The U.S. military gave the unnamed suspect, known only as John Doe, the option of release “either in a town or outside an Internally Displaced Person camp” in Syria, but the suspect refused either option, as revealed in the court document.

Lawyers from the American Civil Liberties Union representing Doe want to challenge the notion that he is an “enemy combatant” and question the legality of the U.S. detaining him in the first place, but the U.S. wants to transfer him to Syria and release him there before he can do so.

Doe’s counsel opposes the decision, claiming the U.S. military could not have legally detained the suspect, believed to be an ISIS fighter, under the congressional stipulation passed after 9/11 called the 2001 Authorization for the Use of Military Force. They said the authorization doesn’t apply to Doe because the legislation does not broadly cover the use of military force on ISIS terrorists or the war on the Islamic State.

Doe claims he did not go to Syria to join ISIS, but rather to document and report on the violence in the country. He did attempt to get press credentials by news organizations whose names were redacted from the documents, according to court filings.

Justice Department lawyers and the government report that Doe attended ISIS training camp in Syria from March 2015 and swore allegiance to a deputy of the ISIS leader Abu Bakr al-Baghdadi. Subsequently he held several positions over the course of two and a half years, working for the ISIS bureaucracy, providing fuel for ISIS vehicles, handling expenses and doing other administrative work.

Doe was eventually captured at a checkpoint in Syria in September 2017 by the Syrian Democratic Forces, the Pentagon-backed militia fighting ISIS in Syria, as he tried to escape air strikes in the country and flee to Turkey. Court documents reveal he identified himself as “daesh” (an alternative name for ISIS) and was carrying, among other things, “military style handbooks” about bomb-building. (RELATED: ISIS Militants Leave Damascus Under Evacuation Deal As Assad Takes Full Control Of Capital)

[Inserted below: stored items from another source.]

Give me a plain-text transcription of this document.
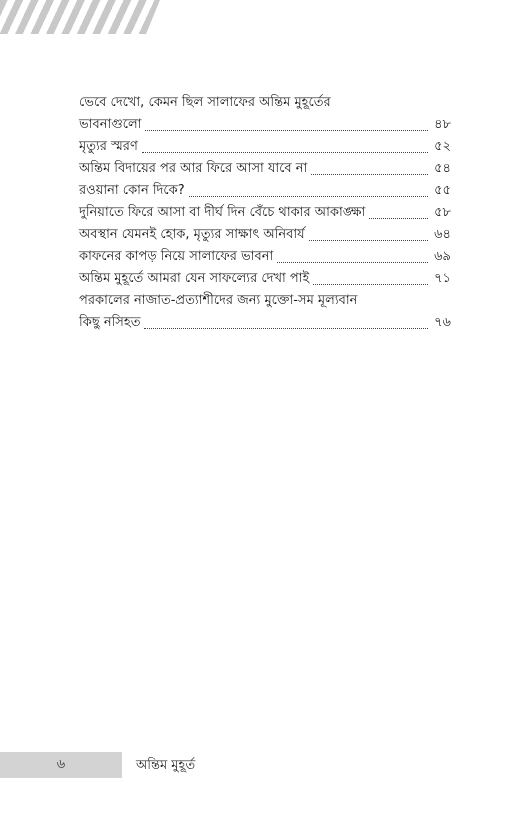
ভেবে দেখো, কেমন ছিল সালাফের অন্তিম মুহূর্তের
ভাবনাগুলো	৪৮
মৃত্যুর স্মরণ	৫২
অন্তিম বিদায়ের পর আর ফিরে আসা যাবে না	৫৪
রওয়ানা কোন দিকে?	৫৫
দুনিয়াতে ফিরে আসা বা দীর্ঘ দিন বেঁচে থাকার আকাঙ্ক্ষা	৫৮
অবস্থান যেমনই হোক, মৃত্যুর সাক্ষাৎ অনিবার্য	৬৪
কাফনের কাপড় নিয়ে সালাফের ভাবনা	৬৯
অন্তিম মুহূর্তে আমরা যেন সাফল্যের দেখা পাই	৭১
পরকালের নাজাত-প্রত্যাশীদের জন্য মুক্তো-সম মূল্যবান
কিছু নসিহত	৭৬
৬	অন্তিম মুহূর্ত
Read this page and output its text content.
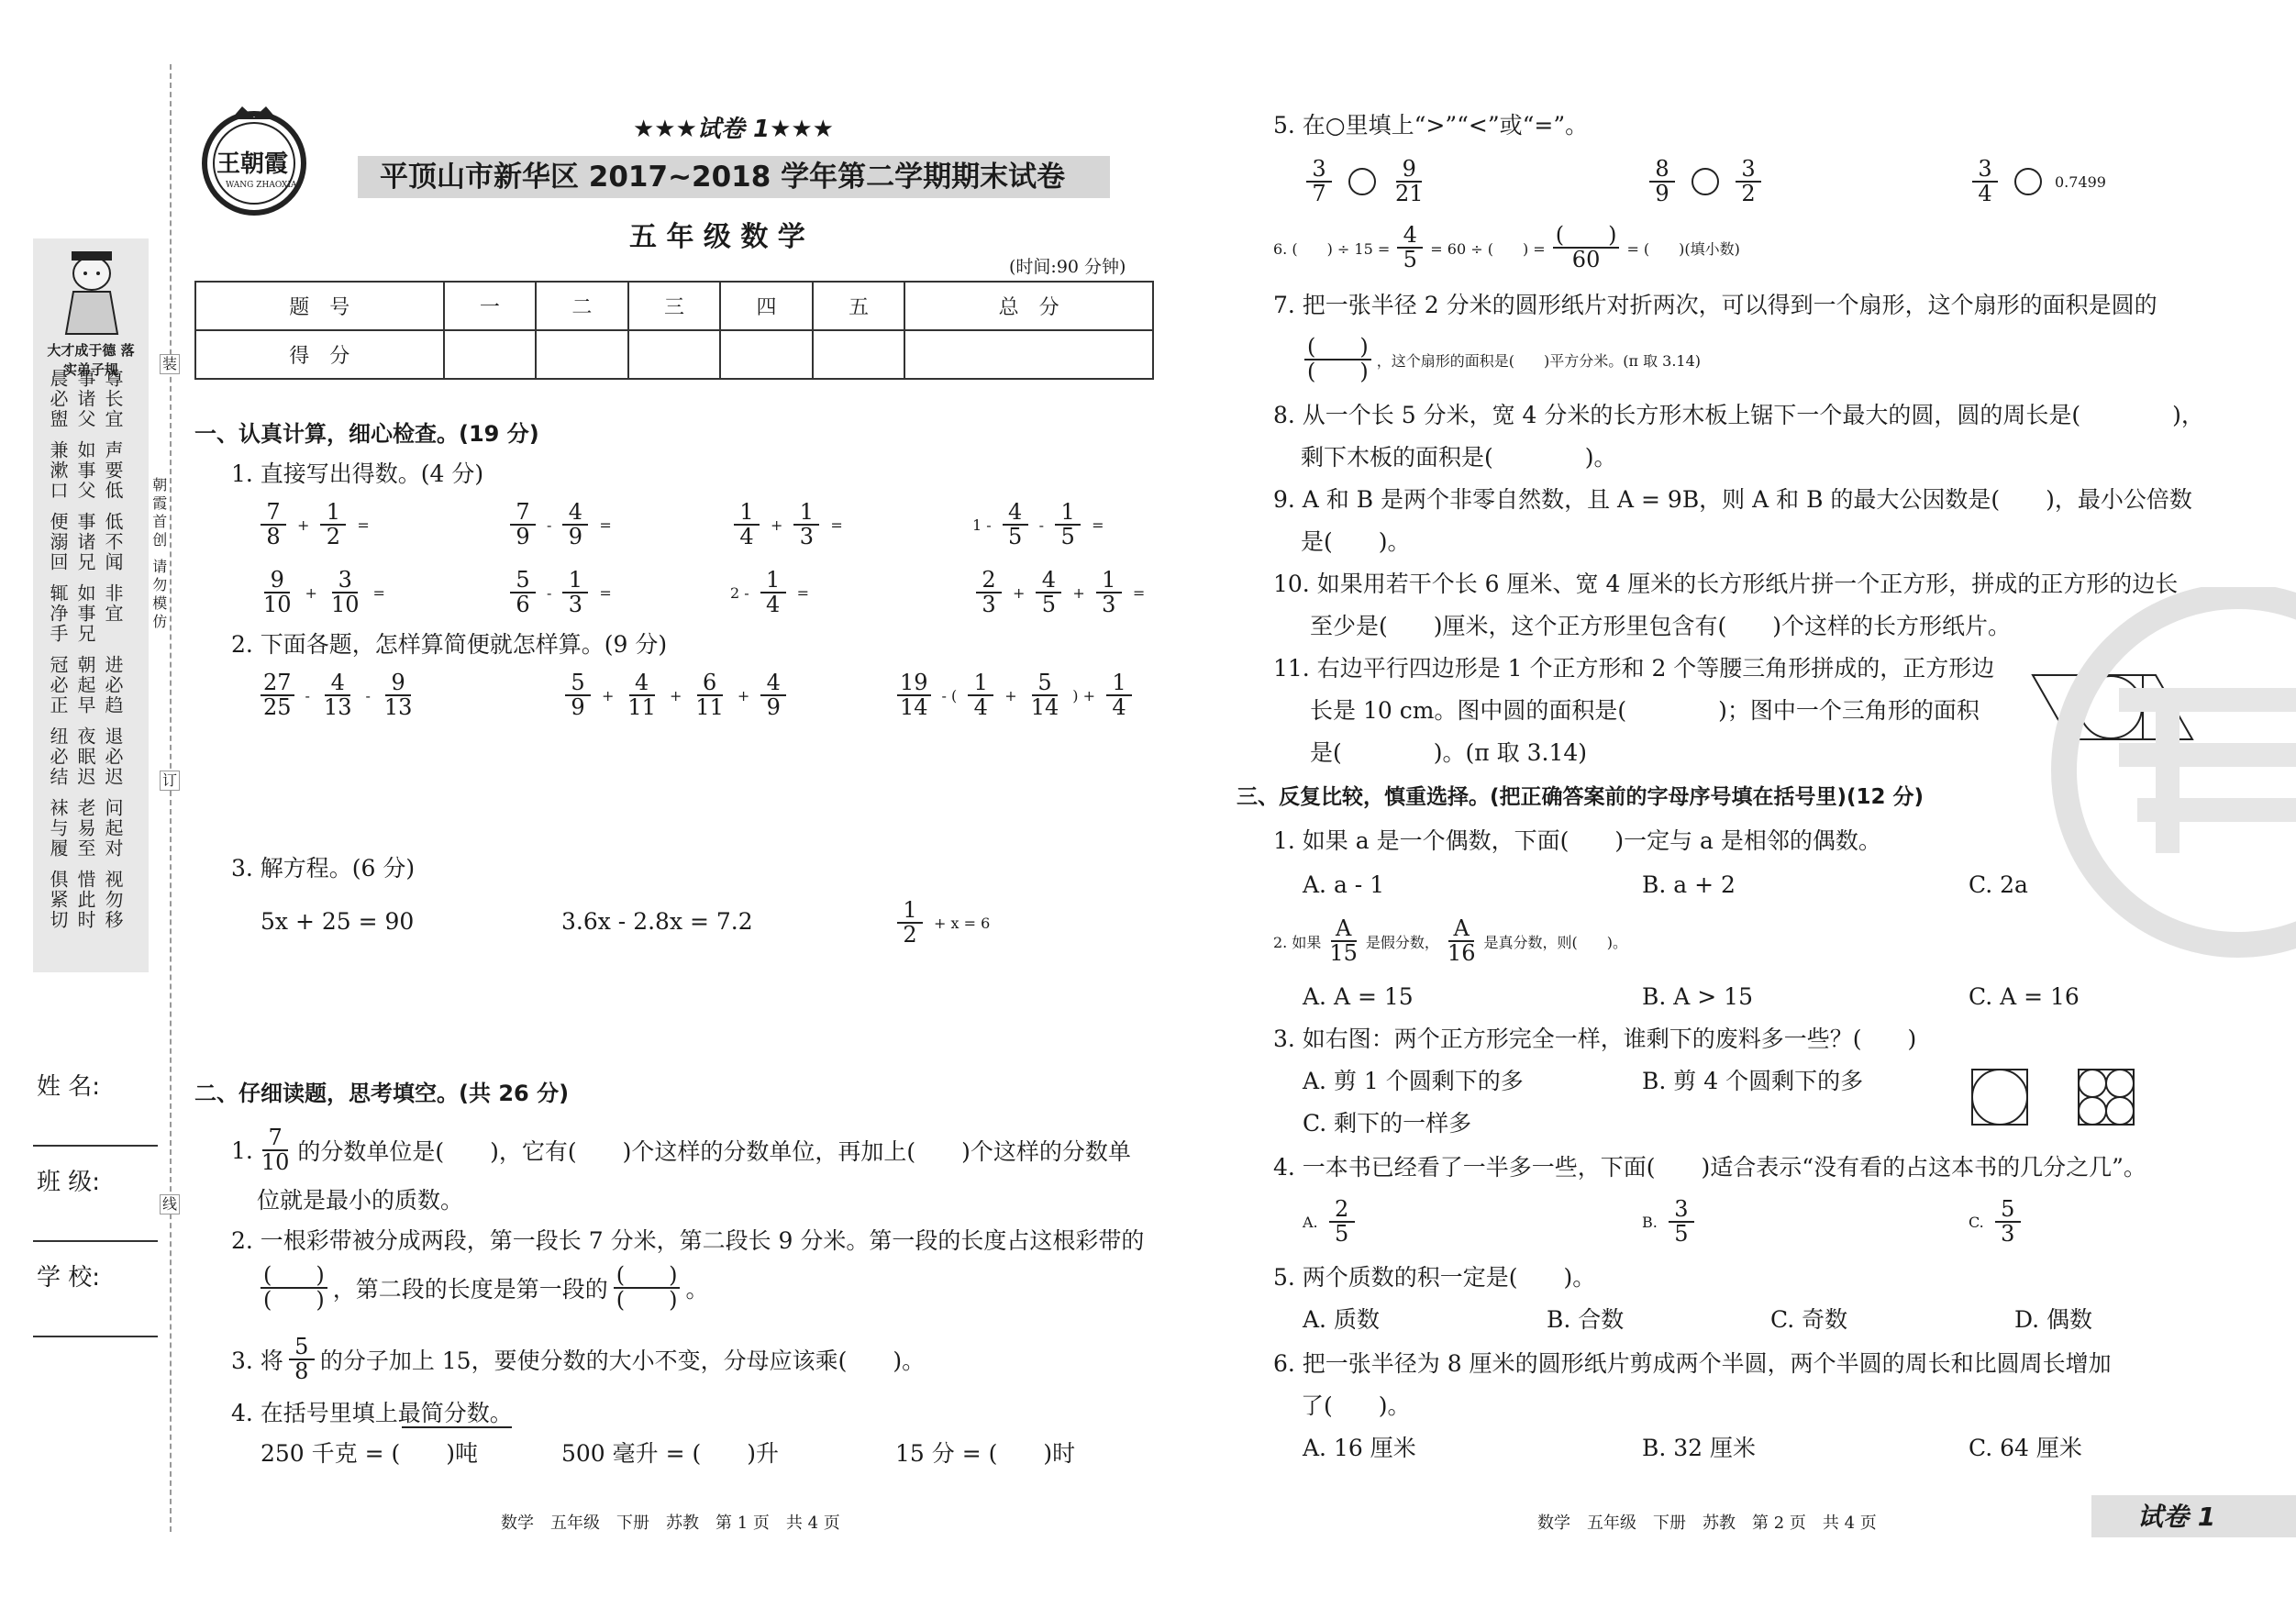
大才成于德 落实弟子规
晨必盥 事诸父 尊长宜
兼漱口 如事父 声要低
便溺回 事诸兄 低不闻
辄净手 如事兄 非宜
冠必正 朝起早 进必趋
纽必结 夜眠迟 退必迟
袜与履 老易至 问起对
俱紧切 惜此时 视勿移
朝霞首创 请勿模仿
装
订
线
姓 名:
班 级:
学 校:
王朝霞
WANG ZHAOXIA
★★★试卷 1★★★
平顶山市新华区 2017~2018 学年第二学期期末试卷
五 年 级 数 学
(时间:90 分钟)
题　号	一	二	三	四	五	总　分
得　分						
一、认真计算，细心检查。(19 分)
1. 直接写出得数。(4 分)
$\frac{7}{8} + \frac{1}{2}$ =	$\frac{7}{9} - \frac{4}{9}$ =	$\frac{1}{4} + \frac{1}{3}$ =	$1 - \frac{4}{5} - \frac{1}{5}$ =
$\frac{9}{10} + \frac{3}{10}$ =	$\frac{5}{6} - \frac{1}{3}$ =	$2 - \frac{1}{4}$ =	$\frac{2}{3} + \frac{4}{5} + \frac{1}{3}$ =
2. 下面各题，怎样算简便就怎样算。(9 分)
$\frac{27}{25} - \frac{4}{13} - \frac{9}{13}$	$\frac{5}{9} + \frac{4}{11} + \frac{6}{11} + \frac{4}{9}$	$\frac{19}{14}$ - ( $\frac{1}{4} + \frac{5}{14}$ ) + $\frac{1}{4}$
3. 解方程。(6 分)
5x + 25 = 90	3.6x - 2.8x = 7.2	$\frac{1}{2} + x = 6$
二、仔细读题，思考填空。(共 26 分)
1. $\frac{7}{10}$ 的分数单位是(　　)，它有(　　)个这样的分数单位，再加上(　　)个这样的分数单
位就是最小的质数。
2. 一根彩带被分成两段，第一段长 7 分米，第二段长 9 分米。第一段的长度占这根彩带的
$\frac{( )}{( )}$ ，第二段的长度是第一段的 $\frac{( )}{( )}$ 。
3. 将 $\frac{5}{8}$ 的分子加上 15，要使分数的大小不变，分母应该乘(　　)。
4. 在括号里填上最简分数。
250 千克 = (　　)吨	500 毫升 = (　　)升	15 分 = (　　)时
数学　五年级　下册　苏教　第 1 页　共 4 页
5. 在○里填上“>”“<”或“=”。
$\frac{3}{7}$	$\frac{9}{21}$	$\frac{8}{9}$	$\frac{3}{2}$	$\frac{3}{4}$	0.7499
6. (　　) ÷ $15 = \frac{4}{5} = 60$ ÷ (　　) = $\frac{( )}{60}$ = (　　)(填小数)
7. 把一张半径 2 分米的圆形纸片对折两次，可以得到一个扇形，这个扇形的面积是圆的
$\frac{( )}{( )}$ ，这个扇形的面积是(　　)平方分米。(π 取 3.14)
8. 从一个长 5 分米，宽 4 分米的长方形木板上锯下一个最大的圆，圆的周长是(　　　　)，
剩下木板的面积是(　　　　)。
9. A 和 B 是两个非零自然数，且 A = 9B，则 A 和 B 的最大公因数是(　　)，最小公倍数
是(　　)。
10. 如果用若干个长 6 厘米、宽 4 厘米的长方形纸片拼一个正方形，拼成的正方形的边长
至少是(　　)厘米，这个正方形里包含有(　　)个这样的长方形纸片。
11. 右边平行四边形是 1 个正方形和 2 个等腰三角形拼成的，正方形边
长是 10 cm。图中圆的面积是(　　　　)；图中一个三角形的面积
是(　　　　)。(π 取 3.14)
三、反复比较，慎重选择。(把正确答案前的字母序号填在括号里)(12 分)
1. 如果 a 是一个偶数，下面(　　)一定与 a 是相邻的偶数。
A. a - 1	B. a + 2	C. 2a
2. 如果 $\frac{A}{15}$ 是假分数， $\frac{A}{16}$ 是真分数，则(　　)。
A. A = 15	B. A > 15	C. A = 16
3. 如右图：两个正方形完全一样，谁剩下的废料多一些？(　　)
A. 剪 1 个圆剩下的多	B. 剪 4 个圆剩下的多
C. 剩下的一样多
4. 一本书已经看了一半多一些，下面(　　)适合表示“没有看的占这本书的几分之几”。
A. $\frac{2}{5}$	B. $\frac{3}{5}$	C. $\frac{5}{3}$
5. 两个质数的积一定是(　　)。
A. 质数	B. 合数	C. 奇数	D. 偶数
6. 把一张半径为 8 厘米的圆形纸片剪成两个半圆，两个半圆的周长和比圆周长增加
了(　　)。
A. 16 厘米	B. 32 厘米	C. 64 厘米
数学　五年级　下册　苏教　第 2 页　共 4 页	试卷 1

Despite this, government officials said they don’t have enough evidence to charge the suspect in a federal court and instead will release him within the next 72 hours.

“The government has effectively admitted that it has no reason to continue detaining our client and that he does not pose a threat,” he said. “But, instead of offering a safe release, they want to dump an American citizen onto the side of the road in a war-torn country without any assurances of protection and no identification,” Jonathan Hafetz, an ACLU lawyer, said in a statement according to reports by Politico on Wednesday. “We’ll be asking the court to immediately intervene and ensure the safe release of our client.”

U.S. District Judge Tanya Chutkan in Washington, D.C. upheld a previously appealed decision by the Justice Department that they could not forcibly transfer an American citizen to a foreign country without that individual having the opportunity to challenge their enemy designation. The courts also ordered that the Justice Department give 72 hours notice before a transfer was made, which they honored in the Defense Department’s motion on Wednesday.

“Out of an abundance of caution, the Department is filing this Notice of its intent to release Petitioner in the town specified in the Declaration no sooner than 72 hours hence.” This will likely be appealed by ACLU lawyers before the release can be fulfilled.